Coronavirus
02 October 2020
It is understandable that making predictions on the consequences of the pandemic crisis has become the new national trend. But this piece is not about predicting data that doesn’t yet exist. It's about something more basic: interpreting the available information with insight.
On September 22, the National Statistics Institute (INE) published the Housing Price Index for the second quarter of 2020. The most prominent data were:
- the 7.8% increase in prices and a 21.6% decrease in the number of transactions compared to the same period (2Q 2019);
- a 0.8% increase in prices compared to the previous quarter (1Q 2020);
- a 35.2% decrease in the number of transactions between April 2019 and April 2020.
Wasn’t the breakdown of the residential real estate business during the lockdown, however, potentially more significant? And did house values indeed continue to rise after we were out on the street again?
Let’s consider the month of April. I remind you that the state of emergency was in force between March 19 and May 2. Do you remember what was happening during that period? Let me help you:
- majority of retail closed;
- queues outside supermarkets and pharmacies;
- restaurants forbidden of serving meals on premises;
- health care providers sleeping in hotels and tourist accommodation for fear of infecting family members;
- health officials questioning the use of masks, which is currently mandatory in closed public spaces;
- security forces raising awareness to the duty of lockdown, and police on the streets confirming the need for movements;
- during the Easter period you were forbidden to leave your residence municipality;
- 60% decrease in movements to places of retail and recreation (according to Google's April 30 mobility report).
Let’s be honest: it seems ludicrous to consider that in the same month in which there is a 60% reduction in “mobility trends to places like restaurants, cafes, shopping centers, parks, museums, libraries and cinemas”, the market fell only by 35%. I think that if there was a month in my life when I didn't invite anyone to lunch, that month was April. But if there was a month in my life when I wouldn't expect to hear "I can't go for lunch because I'm going to buy a house", I'm sure that month would also have been April 2020.
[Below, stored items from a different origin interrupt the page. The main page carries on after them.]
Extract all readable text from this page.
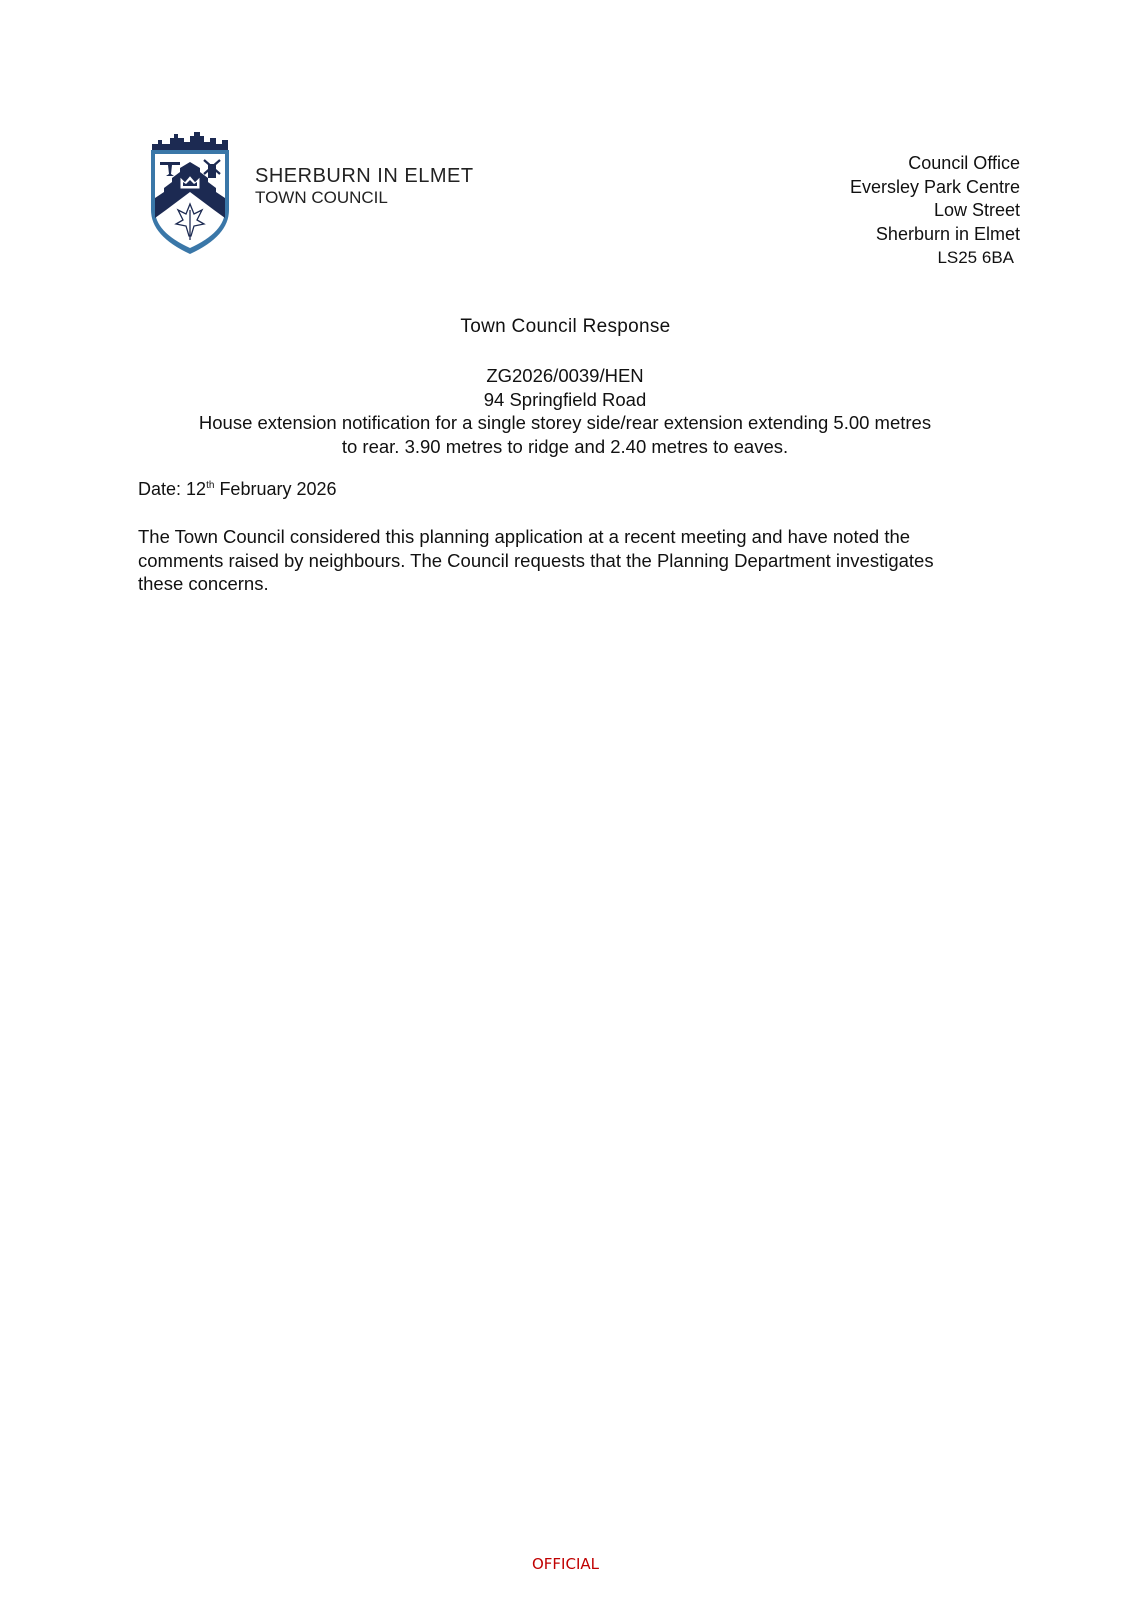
SHERBURN IN ELMET
TOWN COUNCIL
Council Office
Eversley Park Centre
Low Street
Sherburn in Elmet
LS25 6BA
Town Council Response
ZG2026/0039/HEN
94 Springfield Road
House extension notification for a single storey side/rear extension extending 5.00 metres
to rear. 3.90 metres to ridge and 2.40 metres to eaves.
Date: 12th February 2026
The Town Council considered this planning application at a recent meeting and have noted the comments raised by neighbours. The Council requests that the Planning Department investigates these concerns.
OFFICIAL
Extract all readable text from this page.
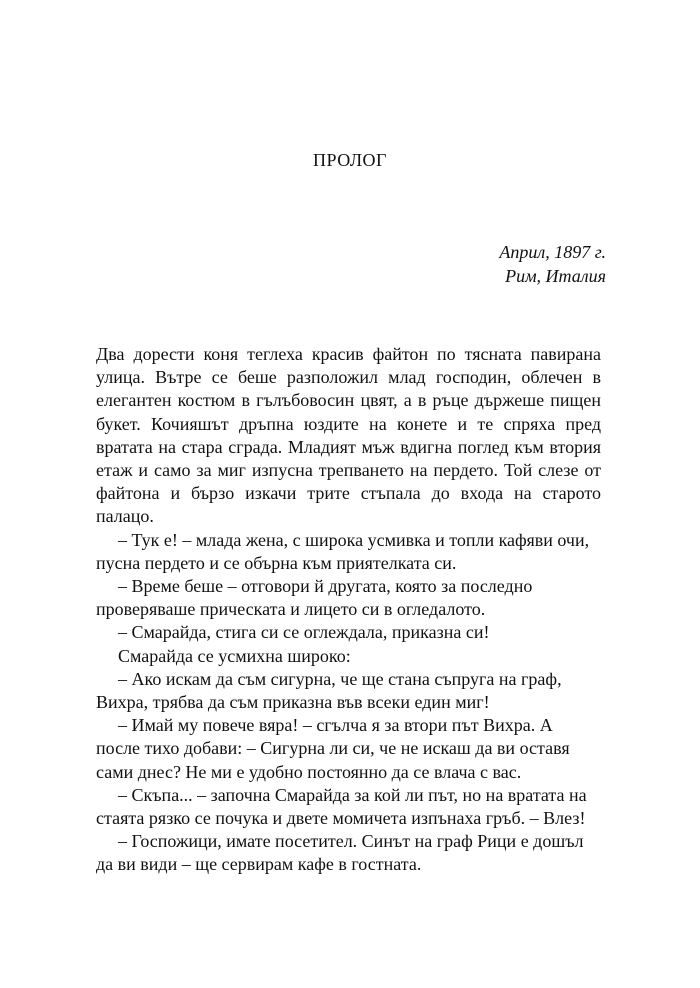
ПРОЛОГ
Април, 1897 г.
Рим, Италия

Два дорести коня теглеха красив файтон по тясната павирана улица. Вътре се беше разположил млад господин, облечен в елегантен костюм в гълъбовосин цвят, а в ръце държеше пищен букет. Кочияшът дръпна юздите на конете и те спряха пред вратата на стара сграда. Младият мъж вдигна поглед към втория етаж и само за миг изпусна трепването на пердето. Той слезе от файтона и бързо изкачи трите стъпала до входа на старото палацо.

– Тук е! – млада жена, с широка усмивка и топли кафяви очи, пусна пердето и се обърна към приятелката си.

– Време беше – отговори й другата, която за последно проверяваше прическата и лицето си в огледалото.

– Смарайда, стига си се оглеждала, приказна си!

Смарайда се усмихна широко:

– Ако искам да съм сигурна, че ще стана съпруга на граф, Вихра, трябва да съм приказна във всеки един миг!

– Имай му повече вяра! – сгълча я за втори път Вихра. А после тихо добави: – Сигурна ли си, че не искаш да ви оставя сами днес? Не ми е удобно постоянно да се влача с вас.

– Скъпа... – започна Смарайда за кой ли път, но на вратата на стаята рязко се почука и двете момичета изпънаха гръб. – Влез!

– Госпожици, имате посетител. Синът на граф Рици е дошъл да ви види – ще сервирам кафе в гостната.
What, then, doesn’t quite fit?
INE accounts for housing transactions and their respective value based on information from the Tax Authority regarding the payment of the IMT (Property Transfer Tax), made on the date of the deed or on the previous business day. However, in Portugal, most of the transactions are preceded by promissory contracts, in which the transaction amount is defined and the buyer provides the seller a down payment. Typically, without prejudice to the possibility of extending deadlines, I would say that these contracts allow a maximum period of about 30 days until the deed when there is no bank financing involved, and 60 or 90 days when a mortgage is used. This means that, in most cases, the number and transaction values communicated by INE refer to deals closed (and partially paid), 1, 2, and 3 months before the transaction is registered. Being that, traditionally, the withdrawal of the buyer implies the loss of the down payment. Which, I presume, will have contributed significantly to "holding" many businesses in the 2nd quarter. In other words, the number of deeds fell by 35%, but, as you can expect in light of that particular context, the market dynamics- whose impact on the number of transactions is only partially revealed in the following months - will have suffered much more.
But isn't INE data reliable? It is. It is the most reliable you can access in Portugal. What is important to keep in mind is that, often, the month in which the transaction is registered, does not coincide with the date when the price was defined, sealed and down payed. None of this is new. But keeping this information in mind has never been so pertinent because, never before has there been such a radical cyclical change, in such a short period of time: remember that just two weeks before the state of emergency was declared, most Portuguese people lived in total normality.
The conclusion is that a significant part of the transactions registered in April, and some of those that occurred in May and June, must have been closed and partially paid for in the 1st quarter, before the pandemic crisis. And the reading of the data published by INE, be it regarding the number of transactions or the evolution of their value compared to the previous quarter, must be done taking these circumstances into account. In the same way that, in the event that the number of business deals skyrocketed in the 3rd quarter, it is perfectly plausible that the increase in transactions will only gain expression in the Housing Price Index report of the 4th quarter.